27. Januar 1858
Am Morgen hat ich nur kurze Zeit für mich, da wir Glättete haben. Ich mußte meine Kleider besorgen, Wäsche flicken u. s. f. Nachmittags ging ich in den Wollenhof, um mit Papa zu rechnen; was mir viel Freude machte, und nachher noch zu Luise Wyß, der ich Alles von gestern erzählte. Sie sagte mir H. M. sei gewiß unbefangen, so bald es seine Gesundheit erlaube, gehe er wieder fort. Er wisse aber noch nicht wohin, denn es sei so schwer eine Stelle zu finden, wenn man gar keine Verwandte habe. Ich glaube Luise hat mich nicht mißverstanden, sondern begreift meine Gefühle. Abends redete ich auch noch mit Mama davon, und sie sprach mir nur zu, mich doch recht vergnüftig zu benehmen. Es scheint ihr immer Mühe zu machen. Ich hingegen war freudig im Herzen, ich will mich schon zusammen nehmen, u. glaube ein Freundschaftsverhältniß sollte doch möglich sein.

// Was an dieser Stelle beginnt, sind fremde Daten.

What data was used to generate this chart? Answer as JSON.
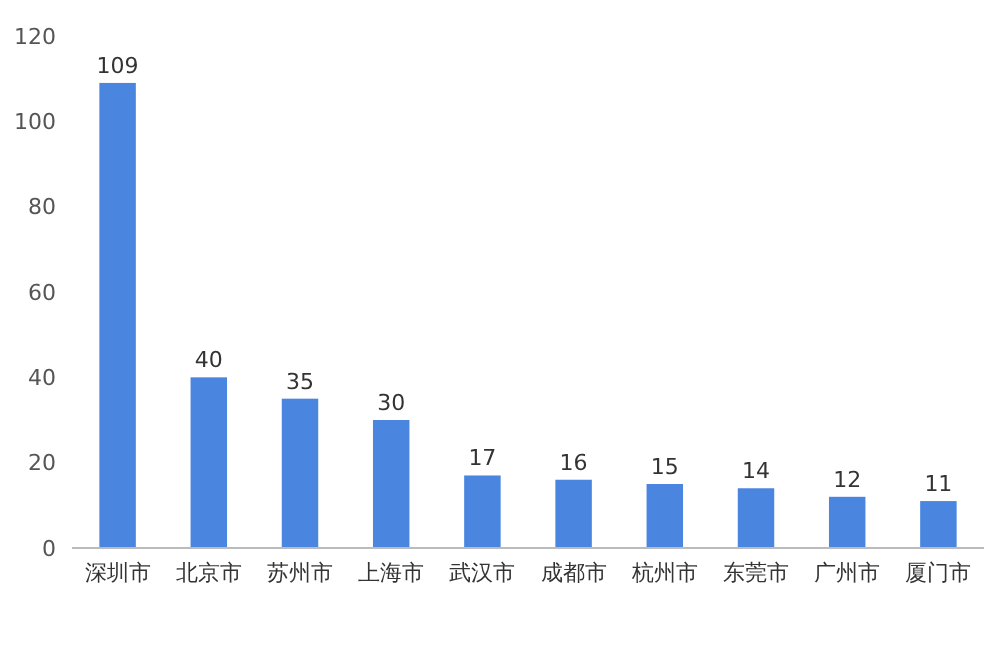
{
  "chart_data": {
    "type": "bar",
    "categories": [
      "深圳市",
      "北京市",
      "苏州市",
      "上海市",
      "武汉市",
      "成都市",
      "杭州市",
      "东莞市",
      "广州市",
      "厦门市"
    ],
    "values": [
      109,
      40,
      35,
      30,
      17,
      16,
      15,
      14,
      12,
      11
    ],
    "color": "#4a86e0",
    "ylim": [
      0,
      120
    ],
    "yticks": [
      0,
      20,
      40,
      60,
      80,
      100,
      120
    ],
    "grid": false,
    "data_labels": true
  }
}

Heute verrätst Du etwas mehr über das Rechnen, nämlich dass Du dafür in den Wollenhof gehst. Der Wollenhof war früher das Wohnhaus Deiner Escher-Grosseltern, Du schreibst darüber in Deinem Erinnerungsbuch. Nun wohnt Heinrich Escher, der Bruder Deines Vaters dort, der Euch oft besuchen kommt und den Du jeweils “Onkel im Wollenhof” nennst in Deinem Tagebuch. Mit ihm zusammen führ Dein Vater den Fabrikationsbetrieb. Der Wollenhof beherbergt eine Seidenfabrik, für die in den 1820-er Jahren über 500 Weber in Heimarbeit arbeiteten.
Und wieder erfahren wir mehr über Dich und Conrad Ferdinand Meyer. Die Sache ist so geheim wohl auch nicht, da Du offen mit Freunden und Verwandten darüber sprichst.